Now...I can get interested in a head like below....and fine backstraps to boot!



Untitled by Sharps Man, on Flickr


----------



## Darkhorse (Sep 24, 2017)

I would shoot that buck as soon as I could get him in my sights. I have a spot on the wall saved for something just like him. Now I much prefer a large typical, they just appeal more to me and look better. But that doesn't mean I'd pass one like that up.
The one thing that would complete the package and really impress me is to see a fine, iron sighted, flintlock laying on that table under the buck.


----------



## Muldoon (Sep 24, 2017)

Darkhorse said:


> I would shoot that buck as soon as I could get him in my sights. I have a spot on the wall saved for something just like him.

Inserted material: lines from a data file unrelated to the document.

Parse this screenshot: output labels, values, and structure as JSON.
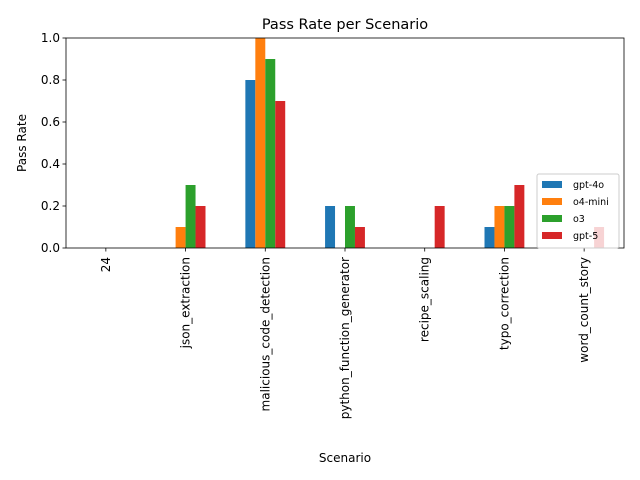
{
  "chart_data": {
    "type": "bar",
    "title": "Pass Rate per Scenario",
    "xlabel": "Scenario",
    "ylabel": "Pass Rate",
    "ylim": [
      0,
      1.0
    ],
    "yticks": [
      "0.0",
      "0.2",
      "0.4",
      "0.6",
      "0.8",
      "1.0"
    ],
    "grid": false,
    "legend_position": "center-right",
    "categories": [
      "24",
      "json_extraction",
      "malicious_code_detection",
      "python_function_generator",
      "recipe_scaling",
      "typo_correction",
      "word_count_story"
    ],
    "series": [
      {
        "name": "gpt-4o",
        "color": "#1f77b4",
        "values": [
          0.0,
          0.0,
          0.8,
          0.2,
          0.0,
          0.1,
          0.0
        ]
      },
      {
        "name": "o4-mini",
        "color": "#ff7f0e",
        "values": [
          0.0,
          0.1,
          1.0,
          0.0,
          0.0,
          0.2,
          0.0
        ]
      },
      {
        "name": "o3",
        "color": "#2ca02c",
        "values": [
          0.0,
          0.3,
          0.9,
          0.2,
          0.0,
          0.2,
          0.0
        ]
      },
      {
        "name": "gpt-5",
        "color": "#d62728",
        "values": [
          0.0,
          0.2,
          0.7,
          0.1,
          0.2,
          0.3,
          0.1
        ]
      }
    ]
  }
}
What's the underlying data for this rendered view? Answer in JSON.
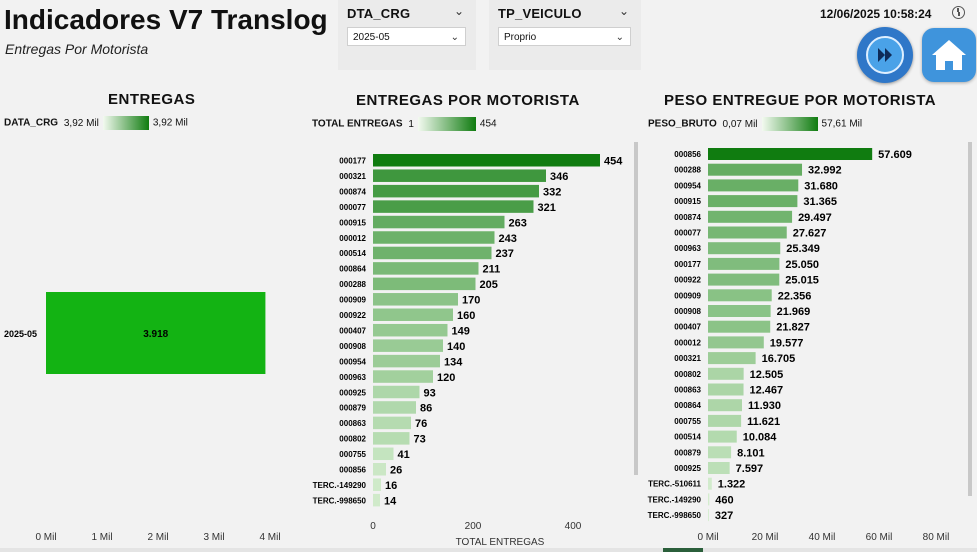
{
  "header": {
    "title": "Indicadores V7 Translog",
    "subtitle": "Entregas Por Motorista",
    "datetime": "12/06/2025 10:58:24"
  },
  "slicers": [
    {
      "label": "DTA_CRG",
      "value": "2025-05"
    },
    {
      "label": "TP_VEICULO",
      "value": "Proprio"
    }
  ],
  "icons": {
    "next": "fast-forward-icon",
    "home": "home-icon",
    "clock": "clock-icon"
  },
  "colors": {
    "dark_green": "#107c10",
    "light_green": "#c8e6c0",
    "bright_green": "#13b313"
  },
  "panels": {
    "entregas": {
      "title": "ENTREGAS",
      "legend": {
        "field": "DATA_CRG",
        "min": "3,92 Mil",
        "max": "3,92 Mil"
      }
    },
    "motorista": {
      "title": "ENTREGAS POR MOTORISTA",
      "legend": {
        "field": "TOTAL ENTREGAS",
        "min": "1",
        "max": "454"
      }
    },
    "peso": {
      "title": "PESO ENTREGUE POR MOTORISTA",
      "legend": {
        "field": "PESO_BRUTO",
        "min": "0,07 Mil",
        "max": "57,61 Mil"
      }
    }
  },
  "chart_data": [
    {
      "type": "bar",
      "orientation": "horizontal",
      "title": "ENTREGAS",
      "categories": [
        "2025-05"
      ],
      "values": [
        3918
      ],
      "data_labels": [
        "3.918"
      ],
      "xlim": [
        0,
        4000
      ],
      "x_ticks": [
        "0 Mil",
        "1 Mil",
        "2 Mil",
        "3 Mil",
        "4 Mil"
      ],
      "x_tick_values": [
        0,
        1000,
        2000,
        3000,
        4000
      ]
    },
    {
      "type": "bar",
      "orientation": "horizontal",
      "title": "ENTREGAS POR MOTORISTA",
      "xlabel": "TOTAL ENTREGAS",
      "categories": [
        "000177",
        "000321",
        "000874",
        "000077",
        "000915",
        "000012",
        "000514",
        "000864",
        "000288",
        "000909",
        "000922",
        "000407",
        "000908",
        "000954",
        "000963",
        "000925",
        "000879",
        "000863",
        "000802",
        "000755",
        "000856",
        "TERC.-149290",
        "TERC.-998650"
      ],
      "values": [
        454,
        346,
        332,
        321,
        263,
        243,
        237,
        211,
        205,
        170,
        160,
        149,
        140,
        134,
        120,
        93,
        86,
        76,
        73,
        41,
        26,
        16,
        14
      ],
      "xlim": [
        0,
        500
      ],
      "x_ticks": [
        "0",
        "200",
        "400"
      ],
      "x_tick_values": [
        0,
        200,
        400
      ]
    },
    {
      "type": "bar",
      "orientation": "horizontal",
      "title": "PESO ENTREGUE POR MOTORISTA",
      "categories": [
        "000856",
        "000288",
        "000954",
        "000915",
        "000874",
        "000077",
        "000963",
        "000177",
        "000922",
        "000909",
        "000908",
        "000407",
        "000012",
        "000321",
        "000802",
        "000863",
        "000864",
        "000755",
        "000514",
        "000879",
        "000925",
        "TERC.-510611",
        "TERC.-149290",
        "TERC.-998650"
      ],
      "values": [
        57609,
        32992,
        31680,
        31365,
        29497,
        27627,
        25349,
        25050,
        25015,
        22356,
        21969,
        21827,
        19577,
        16705,
        12505,
        12467,
        11930,
        11621,
        10084,
        8101,
        7597,
        1322,
        460,
        327
      ],
      "data_labels": [
        "57.609",
        "32.992",
        "31.680",
        "31.365",
        "29.497",
        "27.627",
        "25.349",
        "25.050",
        "25.015",
        "22.356",
        "21.969",
        "21.827",
        "19.577",
        "16.705",
        "12.505",
        "12.467",
        "11.930",
        "11.621",
        "10.084",
        "8.101",
        "7.597",
        "1.322",
        "460",
        "327"
      ],
      "xlim": [
        0,
        80000
      ],
      "x_ticks": [
        "0 Mil",
        "20 Mil",
        "40 Mil",
        "60 Mil",
        "80 Mil"
      ],
      "x_tick_values": [
        0,
        20000,
        40000,
        60000,
        80000
      ]
    }
  ]
}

Now I much prefer a large typical, they just appeal more to me and look better. But that doesn't mean I'd pass one like that up.
> The one thing that would complete the package and really impress me is to see a fine, iron sighted, flintlock laying on that table under the buck.



"is to see a fine, iron sighted, flintlock laying on that table under the buck."

That I will vote for!!


----------